I lusted for him on the spot. He carried a battered guitar with him wrapped in a worn sheet of Christmas paper. The Metro scout was the first to notice him and asked if he could actually play that thing, to which
Lucky mumbled he reckoned he could.
“Anytime, son,” the Metro scout snapped, and off came the wrapping paper, as gently as a newborn’s diaper, and he slung it with a length of twine over his broad shoulder and out came norteño, as sweet and ancient as anything I might have heard from a roving orange picker. And when he finished, the scout sniffed and asked if he knew any white men’s songs, to which Lucky addressed the dust once more, saying, “I suppose I do but don’t rightly feel like playin’ ’em.”
This was too much for the Metro scout but just enough for me.

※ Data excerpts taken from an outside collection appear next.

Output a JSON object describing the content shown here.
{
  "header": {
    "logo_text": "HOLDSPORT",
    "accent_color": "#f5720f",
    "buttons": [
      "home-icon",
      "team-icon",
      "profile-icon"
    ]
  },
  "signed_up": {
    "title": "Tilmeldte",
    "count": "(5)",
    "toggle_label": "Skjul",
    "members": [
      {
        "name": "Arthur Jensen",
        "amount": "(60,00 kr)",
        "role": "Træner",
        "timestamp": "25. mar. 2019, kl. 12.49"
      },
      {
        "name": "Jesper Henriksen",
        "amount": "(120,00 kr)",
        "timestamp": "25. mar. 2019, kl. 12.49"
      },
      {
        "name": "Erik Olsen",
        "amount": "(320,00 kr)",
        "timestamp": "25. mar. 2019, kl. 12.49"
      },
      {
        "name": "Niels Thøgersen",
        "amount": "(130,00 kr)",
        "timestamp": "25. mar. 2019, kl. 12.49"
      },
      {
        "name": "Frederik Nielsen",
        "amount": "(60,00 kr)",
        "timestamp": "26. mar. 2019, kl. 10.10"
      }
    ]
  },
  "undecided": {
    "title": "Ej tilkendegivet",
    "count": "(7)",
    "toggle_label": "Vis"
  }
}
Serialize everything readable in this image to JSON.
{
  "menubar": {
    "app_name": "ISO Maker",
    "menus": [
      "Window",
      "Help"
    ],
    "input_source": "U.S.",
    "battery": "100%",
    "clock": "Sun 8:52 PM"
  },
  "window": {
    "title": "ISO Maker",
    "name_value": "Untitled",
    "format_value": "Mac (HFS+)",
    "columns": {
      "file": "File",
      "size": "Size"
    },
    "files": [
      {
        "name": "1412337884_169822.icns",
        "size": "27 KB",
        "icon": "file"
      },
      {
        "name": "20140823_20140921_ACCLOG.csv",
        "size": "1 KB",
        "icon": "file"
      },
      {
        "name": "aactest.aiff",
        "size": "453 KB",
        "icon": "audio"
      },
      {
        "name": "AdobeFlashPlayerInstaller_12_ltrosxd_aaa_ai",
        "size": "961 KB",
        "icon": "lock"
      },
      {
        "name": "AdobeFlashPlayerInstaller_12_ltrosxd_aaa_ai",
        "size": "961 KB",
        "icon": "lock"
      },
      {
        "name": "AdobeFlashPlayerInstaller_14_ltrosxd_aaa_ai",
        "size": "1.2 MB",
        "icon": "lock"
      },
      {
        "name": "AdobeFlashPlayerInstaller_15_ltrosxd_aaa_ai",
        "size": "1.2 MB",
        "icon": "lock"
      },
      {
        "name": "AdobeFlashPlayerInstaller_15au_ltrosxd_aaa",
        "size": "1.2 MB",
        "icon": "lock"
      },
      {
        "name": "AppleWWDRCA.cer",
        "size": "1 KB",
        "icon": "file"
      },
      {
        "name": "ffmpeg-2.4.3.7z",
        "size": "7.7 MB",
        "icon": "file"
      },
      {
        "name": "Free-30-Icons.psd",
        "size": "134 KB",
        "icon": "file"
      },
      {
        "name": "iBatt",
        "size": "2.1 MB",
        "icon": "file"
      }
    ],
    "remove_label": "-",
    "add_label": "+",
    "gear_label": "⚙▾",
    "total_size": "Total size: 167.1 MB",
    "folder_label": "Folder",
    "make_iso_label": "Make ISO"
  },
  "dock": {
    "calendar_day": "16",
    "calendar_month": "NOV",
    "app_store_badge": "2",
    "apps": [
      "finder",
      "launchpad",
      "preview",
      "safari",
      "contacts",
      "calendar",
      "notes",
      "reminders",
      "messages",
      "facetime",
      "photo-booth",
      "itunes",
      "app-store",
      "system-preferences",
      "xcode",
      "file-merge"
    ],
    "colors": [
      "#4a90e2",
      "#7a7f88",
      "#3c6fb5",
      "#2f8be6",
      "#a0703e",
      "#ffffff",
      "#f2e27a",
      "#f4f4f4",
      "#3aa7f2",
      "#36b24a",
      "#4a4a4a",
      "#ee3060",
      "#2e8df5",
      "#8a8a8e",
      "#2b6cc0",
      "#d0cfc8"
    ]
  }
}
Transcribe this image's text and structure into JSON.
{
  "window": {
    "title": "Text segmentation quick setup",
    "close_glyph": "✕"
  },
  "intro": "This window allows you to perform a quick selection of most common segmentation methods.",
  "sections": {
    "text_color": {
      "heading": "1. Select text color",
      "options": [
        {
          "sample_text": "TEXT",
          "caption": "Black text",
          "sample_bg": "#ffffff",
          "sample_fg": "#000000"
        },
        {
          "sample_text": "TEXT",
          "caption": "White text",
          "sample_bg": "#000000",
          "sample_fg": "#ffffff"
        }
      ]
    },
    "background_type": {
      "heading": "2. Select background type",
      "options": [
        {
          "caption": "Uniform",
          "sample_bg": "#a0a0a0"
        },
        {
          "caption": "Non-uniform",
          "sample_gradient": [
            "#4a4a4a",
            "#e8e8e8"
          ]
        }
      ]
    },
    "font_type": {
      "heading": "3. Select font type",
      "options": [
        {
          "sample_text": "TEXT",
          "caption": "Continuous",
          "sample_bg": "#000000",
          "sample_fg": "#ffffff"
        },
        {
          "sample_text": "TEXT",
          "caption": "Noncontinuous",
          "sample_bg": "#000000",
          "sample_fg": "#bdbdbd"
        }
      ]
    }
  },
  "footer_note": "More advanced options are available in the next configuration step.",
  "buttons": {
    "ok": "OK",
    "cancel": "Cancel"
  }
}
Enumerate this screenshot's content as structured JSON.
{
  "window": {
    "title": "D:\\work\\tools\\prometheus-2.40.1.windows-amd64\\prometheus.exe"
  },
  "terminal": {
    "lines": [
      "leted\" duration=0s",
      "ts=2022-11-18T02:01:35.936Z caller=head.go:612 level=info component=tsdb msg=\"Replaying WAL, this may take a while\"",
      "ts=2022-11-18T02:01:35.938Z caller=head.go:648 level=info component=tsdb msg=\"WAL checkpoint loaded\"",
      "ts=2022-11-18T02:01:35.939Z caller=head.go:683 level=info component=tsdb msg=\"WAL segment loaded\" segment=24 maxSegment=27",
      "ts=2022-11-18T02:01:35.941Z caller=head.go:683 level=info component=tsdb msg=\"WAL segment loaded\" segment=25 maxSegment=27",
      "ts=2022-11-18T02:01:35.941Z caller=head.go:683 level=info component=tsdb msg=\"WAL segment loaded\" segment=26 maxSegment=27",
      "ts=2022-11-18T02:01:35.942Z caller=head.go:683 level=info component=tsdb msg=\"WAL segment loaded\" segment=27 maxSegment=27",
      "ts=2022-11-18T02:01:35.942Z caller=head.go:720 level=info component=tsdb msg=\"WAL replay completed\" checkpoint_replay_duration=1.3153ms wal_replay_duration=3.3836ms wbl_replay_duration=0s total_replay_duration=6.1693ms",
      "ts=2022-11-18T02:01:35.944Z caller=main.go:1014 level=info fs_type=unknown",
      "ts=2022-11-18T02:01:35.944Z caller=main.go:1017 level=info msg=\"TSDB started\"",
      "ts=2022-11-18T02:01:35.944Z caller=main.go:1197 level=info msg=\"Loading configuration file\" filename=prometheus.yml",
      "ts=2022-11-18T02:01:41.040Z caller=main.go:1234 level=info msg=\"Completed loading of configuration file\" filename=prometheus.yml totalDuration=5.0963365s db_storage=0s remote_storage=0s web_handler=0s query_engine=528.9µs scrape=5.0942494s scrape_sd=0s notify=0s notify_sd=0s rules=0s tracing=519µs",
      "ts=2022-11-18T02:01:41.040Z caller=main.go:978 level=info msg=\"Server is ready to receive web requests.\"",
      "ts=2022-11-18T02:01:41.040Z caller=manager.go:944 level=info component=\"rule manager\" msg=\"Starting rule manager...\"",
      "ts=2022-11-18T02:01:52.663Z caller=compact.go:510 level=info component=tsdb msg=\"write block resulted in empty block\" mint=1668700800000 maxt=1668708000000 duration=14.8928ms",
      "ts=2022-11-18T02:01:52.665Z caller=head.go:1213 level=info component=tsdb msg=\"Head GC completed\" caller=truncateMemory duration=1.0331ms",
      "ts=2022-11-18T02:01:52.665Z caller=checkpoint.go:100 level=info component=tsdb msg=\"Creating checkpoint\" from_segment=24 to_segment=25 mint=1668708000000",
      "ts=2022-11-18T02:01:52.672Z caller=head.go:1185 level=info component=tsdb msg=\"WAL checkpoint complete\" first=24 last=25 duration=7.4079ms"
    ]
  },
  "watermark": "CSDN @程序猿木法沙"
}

I packed him shotgun and left the rest of that morning’s haul in the back, gripping the slats of the flatbed, and listened to him strum all the way down Hollywood Boulevard to Highland.
That first day, I put in a good word with that day’s director (John Ford, perhaps?) and got him a few lines. He was happy with the bump, and we had lunch together, where I pretended to eat a piece of cherry pie while he wolfed down three burgers. He told me of his father’s place in Perris, not France, he said. A small cattle spread where he’d worked since he could stand. The day laborers hired for castrating and branding season were the ones who taught him how to play and gee, if I wasn’t the spittin’ image of his baby sister. Something sunk in me at that, but I rallied and gave him my plate of shredded pie and asked him if he wanted to see the studio.
I led him through Little Europe, past the colonnades of the casino at Monte Carlo to the steps of Notre Dame. And his face, his shiny, open face, was like a new penny. Well, tie me to a tree or dip me in spit. Rural references took on the luster of Keats as he quipped over everything he saw. How the heck they figure that? I’ll be dog danged if that don’t look like real stone. The sun was going down. The arcs were being set for the night’s shooting and I felt the day begin to lose its luster. I knew the hard physics of this world, knew he had no contract in his sights, knew these moments would be our last together. But I simply wanted to drink him in, see the way his limp thumb flicked the cowlick from his eyes, the way his lips shuddered shy of those crooked teeth before he smiled. And in my mind, I could give him warmth, a heartbeat, a future. I could age the playfulness in his eyes to full passion and lift his callused hand to my stunted breast and he would feel something that could torture him there.